Your great-grandchildren probably won't live to be 100 years old

Oct. 9, 2024 – For greater than a century, the regular increase in life expectancy raised hopes that folks could at some point recurrently live beyond 100 years.

But a latest evaluation now suggests that the utmost life expectancy of a human being is significantly lower than that of a centenarian. The findings, published this week within the journal Aging in natureshow that one of the best typical life expectancy for most girls is around 90 years and for men it is nearly 85 years.

Current life expectancy within the United States is 80 years for ladies and 75 years for men, in line with the study CDC.

The latest predictions are based on data from the United States and Hong Kong, in addition to eight long-life countries: Australia, France, Italy, Japan, South Korea, Spain, Sweden and Switzerland.

“Most people living to older ages today are living off the time created by medicine,” said lead writer S. Jay Olshansky, PhD, professor of epidemiology and biostatistics on the University of Illinois Chicago, in a Press release. “But these medical patches are shortening life expectancy, even though they are occurring at an accelerated pace, meaning the period of rapid increases in life expectancy is now demonstrably over.”

The study authors noted that it is feasible that a serious breakthrough in medicine or science could change the present declining trajectory of life expectancy. The results of such a breakthrough would likely should overcome the consequences of aging.

Olshansky noted that further extending life expectancy may very well be harmful because the extra years will not be healthy years.

“We should now shift our focus to efforts that slow aging and prolong health,” he said, suggesting that the main focus must be on the variety of healthy years lived.

The probability of living to 100 is 5 percent for ladies and slightly below 2 percent for men, the brand new evaluation found. People are probably to live to 100 in Hong Kong, where estimates suggest nearly 13% of girls and greater than 4% of men will live to be centenarians.

Those who should consider the updated life expectancy projections, the authors write, include “insurance companies and actuarial firms whose mission is to predict factors that improve mortality.” These impact current life insurance carriers and in addition current policy valuations and future insurance applicants.”

The authors concluded that “humanity’s struggle for longevity is largely over.”

However, they added that the way in which that longevity looks could change drastically in the longer term.

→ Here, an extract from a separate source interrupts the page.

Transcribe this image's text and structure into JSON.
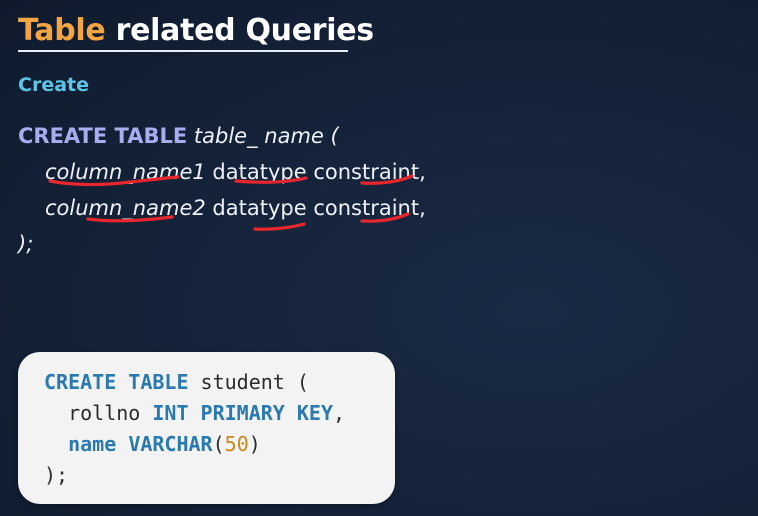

“Given the rapid advances in geroscience, there is reason to hope that a second longevity revolution is on the horizon in the form of modern efforts to slow biological aging, offering humanity a second chance to change the course of human survival,” they wrote. “However, unless it becomes possible to modulate the biological rate of aging and fundamentally alter the primary factors that determine human health and longevity, radical life extension in already long-lived national populations remains unlikely this century.”